Russian Wake-Up Call From Winter AV Trials

Global warming is doing its job on Moscow: in mid-December, there is very little frost or snow.

Yet, it’s a high latitude winter with long nights and darkness that streetlights cannot fully illuminate. This is the background for the driverless Winter City competition. Five autonomous vehicles presenting different technical paradigms must accomplish the 31-mile route imitating an urban environment in three hours in the presence of a squadron of human drivers and mannequins of passer-bys. No connectivity or distant guidance is allowed so it’s a pure self-driving experiment.

The spirit of the law

Yet in only the twentieth minute, the autonomous Ford Focus of the team of Moscow Automobile and Road Construction State Technical University (MADI) had ruined the organizers’ plan. The car stalled at an interjection where it could not be moved and blocked the traffic. Driverless rivals and regular cars formed what can be remembered as the first-ever multi-AV traffic congestion. Three hours later, the judges gave up attempts to fix the situation and restarted the race.

Humans have learned to cope with such issues by applying the letter and the spirit of the law, explained Andrey Vavilin, CEO at BaseTracK. Once they identify that the clogging automobile cannot move, they naturally form a temporary scheme of traffic control to round the vehicle, ignoring physical road markings. AVs cannot do this because, by the letter of the law, it is disobedience.

The lesson learned from the incident is that traffic organization will need a thorough revision before driverless fleets enter the streets, presumed Boris Ivanov, head of AV at Starline. Potential bottlenecks must spotted out and fixed.

Connected to group intelligence

It was also noticed that human drivers displayed anxiety in presence of AVs, said Ivanov, being unable to predict the unmanned. Humans use intuition profoundly to predict the neighboring vehicles’ actions based on a variety of subtle indicators such as the direction of gaze or a manner of steering. It makes a group of drivers ‘connected’ in the style of fish shoaling.

Conversely, driverless cars give no clues. “One of the conclusions is that AVs must inform neighboring drivers about their intentions,” said Ivanov. “After the race, I started to ask myself how I, as a driver, ‘sense’ that a car in the front is giving me way or is about to turn.” He proposed that a maneuver warning system must be introduced as an industry-wide standard.

Sharing a map

“Unlike other teams, we used LiDARS not only for detection of objects in blind spots but also for vehicle localization,” said Kseniya Shashkina, deputy director at Regional Science and Education Centre for Heavy Industry. “During the race, we could see how it improved stability of localization in dense urban areas where relying exclusively on navigational tools caused failures.”

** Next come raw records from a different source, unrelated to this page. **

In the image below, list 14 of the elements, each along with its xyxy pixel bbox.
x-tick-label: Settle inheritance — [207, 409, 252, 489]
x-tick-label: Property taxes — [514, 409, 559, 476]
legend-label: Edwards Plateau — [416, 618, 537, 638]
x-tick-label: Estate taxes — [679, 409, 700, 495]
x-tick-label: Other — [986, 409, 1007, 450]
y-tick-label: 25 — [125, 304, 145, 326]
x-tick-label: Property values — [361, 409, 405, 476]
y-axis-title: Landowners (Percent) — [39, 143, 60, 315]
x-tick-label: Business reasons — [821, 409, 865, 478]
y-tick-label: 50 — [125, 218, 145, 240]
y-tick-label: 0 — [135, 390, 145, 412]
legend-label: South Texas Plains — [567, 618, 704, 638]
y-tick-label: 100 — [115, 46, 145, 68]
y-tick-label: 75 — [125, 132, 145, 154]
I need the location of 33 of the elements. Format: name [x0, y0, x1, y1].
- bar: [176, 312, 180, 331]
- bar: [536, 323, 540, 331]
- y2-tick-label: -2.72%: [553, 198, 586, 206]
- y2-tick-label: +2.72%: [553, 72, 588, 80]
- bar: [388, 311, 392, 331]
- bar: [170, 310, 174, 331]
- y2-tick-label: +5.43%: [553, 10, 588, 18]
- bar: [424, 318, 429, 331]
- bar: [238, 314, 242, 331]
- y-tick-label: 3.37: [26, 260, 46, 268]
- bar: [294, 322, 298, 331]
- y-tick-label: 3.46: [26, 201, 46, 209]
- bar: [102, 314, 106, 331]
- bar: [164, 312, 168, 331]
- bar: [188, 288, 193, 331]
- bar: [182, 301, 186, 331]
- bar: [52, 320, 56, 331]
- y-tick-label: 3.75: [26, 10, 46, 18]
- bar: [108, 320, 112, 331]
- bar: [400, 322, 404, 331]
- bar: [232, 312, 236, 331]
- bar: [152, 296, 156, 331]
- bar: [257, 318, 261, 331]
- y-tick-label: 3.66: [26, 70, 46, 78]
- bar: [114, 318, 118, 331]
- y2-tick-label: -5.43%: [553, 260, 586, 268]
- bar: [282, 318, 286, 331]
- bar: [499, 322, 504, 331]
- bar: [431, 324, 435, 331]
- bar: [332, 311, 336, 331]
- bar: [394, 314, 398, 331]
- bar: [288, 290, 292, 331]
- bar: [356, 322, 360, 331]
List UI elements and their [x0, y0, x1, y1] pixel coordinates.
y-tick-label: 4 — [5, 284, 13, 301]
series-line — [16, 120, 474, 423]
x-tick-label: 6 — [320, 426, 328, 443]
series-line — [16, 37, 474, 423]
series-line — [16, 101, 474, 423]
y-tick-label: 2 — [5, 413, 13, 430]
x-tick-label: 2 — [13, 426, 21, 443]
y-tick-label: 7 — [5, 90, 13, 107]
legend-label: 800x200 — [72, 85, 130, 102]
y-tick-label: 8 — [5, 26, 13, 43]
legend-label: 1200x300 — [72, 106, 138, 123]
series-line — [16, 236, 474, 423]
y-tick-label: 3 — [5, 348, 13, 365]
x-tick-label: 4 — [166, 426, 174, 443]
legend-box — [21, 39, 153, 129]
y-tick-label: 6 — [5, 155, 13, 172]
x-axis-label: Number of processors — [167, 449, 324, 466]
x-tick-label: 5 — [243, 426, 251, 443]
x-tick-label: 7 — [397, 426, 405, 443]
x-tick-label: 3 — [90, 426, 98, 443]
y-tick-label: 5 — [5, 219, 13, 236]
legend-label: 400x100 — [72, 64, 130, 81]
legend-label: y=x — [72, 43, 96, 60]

Starline’s white Skoda Octavia showcased potential consequences of loosing location. Being fooled by satellite navigation issues, the self-driving system wrongly adjusted the route causing the car to bump into a concrete fence. It is unclear if the external sensors were red-flagging a threat of collision or why the decision-making module did not pay attention to them. Anyway, Starline’s Ivanov admitted that such accidents must be rendered impossible before the car enters public motorways. He said that after the race, the vehicle was re-programmed to stop if its location is unclear: “Our primary goal is to ensure safety of both the lost vehicle and the people and vehicles in the area.”

LiDARS can improve stability of localization only if dedicated digital road maps are provided. Winter City had instigated co-operation between the participants which Ivanov sees as the best result: “Particularly, we’re now planning to collaboratively develop digital maps.”

As autonomous cars are maturing, our understanding of the self-driving technology-related issues to be tackled are also changing. “AVs are doing well on smaller motorways and interjections,” said Andrey Vorobyev, deputy head of MADI ITS Competence Centre. “Driving in larger roads with complex signage and a lot of cars changing lanes simultaneously remains a difficult task. Also, work has to be done on multi-criteria prediction task.”

No team met the criteria necessary to win the cash prize worth $2.5M. In spite of that, all the four interviewed teams said they were satisfied with the results because autonomous vehicles were taking on the driving tasks with confidence unthinkable not so long ago, although the developers admitted they were not road-ready yet.